Sunday, April 22, 2012

Photography's Journey From Film to Digital

In Doane's article “Indexicality and the Concept of Medium Specificity”, medium specificity was discussed in regards to photography and film. The article seemed to focus on how the medium has been changing over time as technology advances. For example, photography did not start off with using film. First, the calotype was invented, which "burned" the image onto a metal plate. As technology advanced, photography began to incorporate film. As technology advanced further, film was no longer specific to the photography medium. Film could also be used to capture moving images in cinema. As technology advanced even further still, digital media became popular and film was no longer necessary to capture photographic images or moving images. Captured images were no longer specific to film photography or moving-image cinema. As technology changes, certain aspects of certain mediums are no longer specific to that sole medium. Mediums can work together in the digital age.

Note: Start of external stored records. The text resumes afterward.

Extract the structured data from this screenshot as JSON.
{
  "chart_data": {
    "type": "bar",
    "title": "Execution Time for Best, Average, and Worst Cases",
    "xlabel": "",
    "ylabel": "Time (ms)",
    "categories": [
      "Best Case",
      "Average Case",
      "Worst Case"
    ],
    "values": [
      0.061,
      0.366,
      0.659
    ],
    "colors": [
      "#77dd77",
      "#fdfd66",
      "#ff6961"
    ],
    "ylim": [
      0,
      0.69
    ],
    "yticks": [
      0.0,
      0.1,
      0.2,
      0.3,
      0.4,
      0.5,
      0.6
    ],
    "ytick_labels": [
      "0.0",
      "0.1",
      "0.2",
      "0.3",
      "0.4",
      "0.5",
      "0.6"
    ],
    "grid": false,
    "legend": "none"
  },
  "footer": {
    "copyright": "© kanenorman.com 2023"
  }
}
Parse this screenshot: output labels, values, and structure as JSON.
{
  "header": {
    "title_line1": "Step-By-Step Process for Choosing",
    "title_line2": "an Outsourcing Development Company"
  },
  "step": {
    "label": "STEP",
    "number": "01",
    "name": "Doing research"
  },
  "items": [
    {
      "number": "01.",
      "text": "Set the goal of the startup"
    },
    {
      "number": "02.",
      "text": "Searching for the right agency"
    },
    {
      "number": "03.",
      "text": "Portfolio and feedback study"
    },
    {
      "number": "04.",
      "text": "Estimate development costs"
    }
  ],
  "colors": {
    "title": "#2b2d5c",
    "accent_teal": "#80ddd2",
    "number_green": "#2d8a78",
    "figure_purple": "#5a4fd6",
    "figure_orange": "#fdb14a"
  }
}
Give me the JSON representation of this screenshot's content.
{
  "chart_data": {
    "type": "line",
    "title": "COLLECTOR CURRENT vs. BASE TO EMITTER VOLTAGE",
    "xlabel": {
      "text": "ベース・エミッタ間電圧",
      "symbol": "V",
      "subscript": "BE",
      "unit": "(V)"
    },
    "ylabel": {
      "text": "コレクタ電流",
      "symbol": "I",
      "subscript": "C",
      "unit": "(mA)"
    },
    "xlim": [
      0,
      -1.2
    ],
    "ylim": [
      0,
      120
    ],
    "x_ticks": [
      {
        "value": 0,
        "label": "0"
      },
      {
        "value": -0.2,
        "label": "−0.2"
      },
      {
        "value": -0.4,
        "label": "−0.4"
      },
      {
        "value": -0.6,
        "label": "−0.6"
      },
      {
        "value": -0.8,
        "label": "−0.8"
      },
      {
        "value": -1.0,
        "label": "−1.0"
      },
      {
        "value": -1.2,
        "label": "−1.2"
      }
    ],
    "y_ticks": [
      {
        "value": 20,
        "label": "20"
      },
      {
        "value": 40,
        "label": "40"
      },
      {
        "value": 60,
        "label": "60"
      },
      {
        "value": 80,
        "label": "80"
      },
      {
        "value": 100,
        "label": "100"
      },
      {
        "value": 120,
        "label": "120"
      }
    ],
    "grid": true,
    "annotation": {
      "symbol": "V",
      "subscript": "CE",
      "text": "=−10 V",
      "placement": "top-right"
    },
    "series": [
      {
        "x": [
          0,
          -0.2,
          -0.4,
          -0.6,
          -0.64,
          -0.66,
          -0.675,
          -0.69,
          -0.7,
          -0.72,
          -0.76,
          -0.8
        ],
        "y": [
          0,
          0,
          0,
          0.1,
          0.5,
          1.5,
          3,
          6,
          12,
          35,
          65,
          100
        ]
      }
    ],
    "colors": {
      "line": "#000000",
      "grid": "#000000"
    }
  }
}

 All throughout high school, I have been working with photography. I learned how to develop my own film in a darkroom, and I also learned how to enlarge my own prints in a darkroom. I am very fond of my knowledge of photography, and I am proud to say that I am am able to develop my own film and prints. It saddens me that the digital medium is becoming much more popular than the "old-fashioned" film medium. To me, it seems as though many digital images are fake. If a photo is not impressive when taken, it can be made impressive by editing it on the computer. To me, this seems like a form of cheating. When I take a photo with a 35mm camera and develop it myself in a darkroom, I am extremely proud when the image is beautiful because I did not need to edit it on a computer to make it beautiful. I feel as though the physical work of producing the image is quite rewarding when I develop my prints with my hands. Over the years, I have produced many gorgeous prints. During my senior year of high school, I managed to develop a set of 3 images from a fisheye camera. In my opinion, these were the best images I have created because they work together as a set to tell a story. I also find the contrast to be quite stunning because I did not edit the photos to have such a gorgeous contrast.

As stated in the article, technology is constantly changing and certain aspects of mediums are no longer specific to that sole medium. I developed these images myself in a darkroom, but as you can see, they are now on the internet. These images are no longer specific to print. Although I scanned these images in order to post them on the internet, I did not edit them in any way once I uploaded them. I feel as though it would have tainted the already beautiful images that I created with my hands. As stated in the article, "For within the digital realm, there is no difference between original and copy, and information outlasts its material support. As the technology changes, the information can simply be transferred, without loss, from one 'medium' to another." By scanning these images, I transferred my physical prints from the print medium to the digital. Now, I will be able to keep these photos much longer than if I simply kept the prints. Already, my prints are deteriorating because I did not leave them in the fixer as long as a should have, and so light is beginning to ruin the photos. These digital copies that I now have in my possession will outlast the prints, as the article states. I see no problem in transferring the print medium to the digital; however, I am worried that the "old-fashioned" film medium will be lost in the future. I hope that even though the digital medium is easier to access for most people, the film medium will still prevail for art's sake.